It was a year ago this month that the British government adopted the reclassification of cannabis from a Class B to a Class C drug, meaning that in most cases, persons caught with a joint or a small bag would no longer be arrested but would instead be given informal warnings. According to Metropolitan Police statistics, arrests have dropped by a third and thousands of police man hours have been saved, but some London officials are grumbling that the relaxation in the cannabis law has led some to think the stuff is now legal -- it is not -- and to the pervasive stench of pot fumes on London streets.
Mayor Ken Livingston's police advisor, Lee Jasper, an early and prominent proponent of decriminalizing cannabis possession, was singing a slightly different tune at a City Hall press conference Monday, according to an account carried in the London Evening Standard. "If you see the extent to which cannabis is smoked outside schools, on London Transport, it's unacceptable," he said. "I think public use of cannabis, particularly in certain areas, should be subject to some sort of enforcement other than that which is currently used."
London police have complained of confrontations with young people who believe they now have the right to smoke the weed openly. A Metropolitan Police report on the relaxing of the cannabis law echoed that theme, noting: "The reclassification has sent out a mixed and confusing message to police officers and members of the public."
Community leaders in Brixton, which began experimenting with relaxation a year before the rest of the country, also complained about the confusion over the law. "The police have focused on crack, which is good," said Pastor Frank Brookes of Raleigh Park Baptist Church. "But Brixton has deteriorated. I have two children and we are constantly in the slipstream of people smoking cannabis. Most people now think it's legal.
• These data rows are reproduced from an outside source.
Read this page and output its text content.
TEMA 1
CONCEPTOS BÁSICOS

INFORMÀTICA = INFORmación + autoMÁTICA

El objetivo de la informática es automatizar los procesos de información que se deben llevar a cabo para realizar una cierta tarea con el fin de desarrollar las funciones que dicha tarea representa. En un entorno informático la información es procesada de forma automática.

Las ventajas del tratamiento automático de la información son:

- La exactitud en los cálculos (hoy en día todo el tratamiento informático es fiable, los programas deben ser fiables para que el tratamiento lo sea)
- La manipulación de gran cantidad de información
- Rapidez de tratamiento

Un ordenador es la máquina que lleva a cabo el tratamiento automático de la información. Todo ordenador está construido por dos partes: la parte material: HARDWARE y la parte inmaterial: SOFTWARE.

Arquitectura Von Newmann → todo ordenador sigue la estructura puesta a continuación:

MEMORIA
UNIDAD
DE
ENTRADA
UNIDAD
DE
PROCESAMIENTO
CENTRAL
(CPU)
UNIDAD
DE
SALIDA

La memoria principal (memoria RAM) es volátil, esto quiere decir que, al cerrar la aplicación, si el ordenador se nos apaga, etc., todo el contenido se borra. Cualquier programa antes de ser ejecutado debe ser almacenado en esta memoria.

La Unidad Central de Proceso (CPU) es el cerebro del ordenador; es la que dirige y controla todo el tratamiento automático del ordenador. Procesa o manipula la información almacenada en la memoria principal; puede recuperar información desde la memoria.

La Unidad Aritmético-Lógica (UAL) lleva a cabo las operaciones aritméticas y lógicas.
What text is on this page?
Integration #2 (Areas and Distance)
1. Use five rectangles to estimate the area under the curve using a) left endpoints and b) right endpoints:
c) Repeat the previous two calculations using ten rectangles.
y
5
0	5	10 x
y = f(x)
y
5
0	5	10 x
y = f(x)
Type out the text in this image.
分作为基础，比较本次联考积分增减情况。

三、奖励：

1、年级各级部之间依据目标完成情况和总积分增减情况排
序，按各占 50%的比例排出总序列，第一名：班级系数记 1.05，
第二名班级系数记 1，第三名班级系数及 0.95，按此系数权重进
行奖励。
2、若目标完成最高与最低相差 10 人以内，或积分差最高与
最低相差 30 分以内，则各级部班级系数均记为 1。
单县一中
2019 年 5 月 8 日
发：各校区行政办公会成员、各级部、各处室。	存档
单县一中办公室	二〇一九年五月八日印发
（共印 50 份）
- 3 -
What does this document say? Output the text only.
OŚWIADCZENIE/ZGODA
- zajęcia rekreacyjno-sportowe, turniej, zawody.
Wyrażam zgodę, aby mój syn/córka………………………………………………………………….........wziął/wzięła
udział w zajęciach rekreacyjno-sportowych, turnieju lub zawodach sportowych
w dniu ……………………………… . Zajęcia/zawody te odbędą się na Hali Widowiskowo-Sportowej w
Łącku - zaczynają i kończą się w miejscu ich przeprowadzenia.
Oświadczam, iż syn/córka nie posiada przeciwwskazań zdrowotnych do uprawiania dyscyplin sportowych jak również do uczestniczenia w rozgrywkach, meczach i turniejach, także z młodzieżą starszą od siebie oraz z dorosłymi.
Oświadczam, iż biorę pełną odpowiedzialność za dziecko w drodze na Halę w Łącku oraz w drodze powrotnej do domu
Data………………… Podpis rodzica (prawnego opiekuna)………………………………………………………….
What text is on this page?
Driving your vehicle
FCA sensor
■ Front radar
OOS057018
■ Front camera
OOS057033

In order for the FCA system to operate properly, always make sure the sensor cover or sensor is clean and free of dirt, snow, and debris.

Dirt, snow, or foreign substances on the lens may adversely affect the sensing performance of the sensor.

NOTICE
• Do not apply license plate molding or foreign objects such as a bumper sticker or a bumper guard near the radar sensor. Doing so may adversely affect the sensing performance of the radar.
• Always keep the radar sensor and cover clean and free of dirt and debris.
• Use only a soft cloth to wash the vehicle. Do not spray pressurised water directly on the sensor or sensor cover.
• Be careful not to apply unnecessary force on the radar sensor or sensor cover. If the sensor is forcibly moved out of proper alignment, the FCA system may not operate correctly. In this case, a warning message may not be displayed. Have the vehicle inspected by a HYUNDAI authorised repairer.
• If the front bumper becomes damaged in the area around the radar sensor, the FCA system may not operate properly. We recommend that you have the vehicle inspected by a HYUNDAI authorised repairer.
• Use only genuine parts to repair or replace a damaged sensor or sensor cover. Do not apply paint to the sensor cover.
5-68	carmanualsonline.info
Even the police are not sure."
Under the reclassification, which went into effect January 29, 2004, while cannabis possession remains an arrestable offense punishable by up to two years in jail, most users are given warnings unless there are "aggravating factors" such as smoking in public view or possessing the drug near a a school. There are also indications of what some reformers call "post code policing," or variations in the likelihood of being arrested depending on the attitude of police in any given jurisdiction.
That police can continue to arrest people for cannabis possession is a flaw in the law, said Dame Edith Runciman, who chaired a 2000 report calling for relaxing the drug laws. "The decision to retain powers of arrest was a great pity -- it was giving with one hand and taking away with the other. I think [the reclassification of cannabis] created quite a lot of unnecessary confusion which has not been wholly dispelled. I'm hearing that there's a huge disparity between different areas, commanders and forces as to whether cannabis users are arrested and cautioned, or just receive an informal warning."
According to Metropolitan Police figures, in 2003 -- before reclassification -- there were 24,535 marijuana charges laid; last year, that number declined only slightly to 22,315. But the number of arrests decreased by a third, and according to the British Home Office, that will result in the saving of 180,000 hours of police time this year.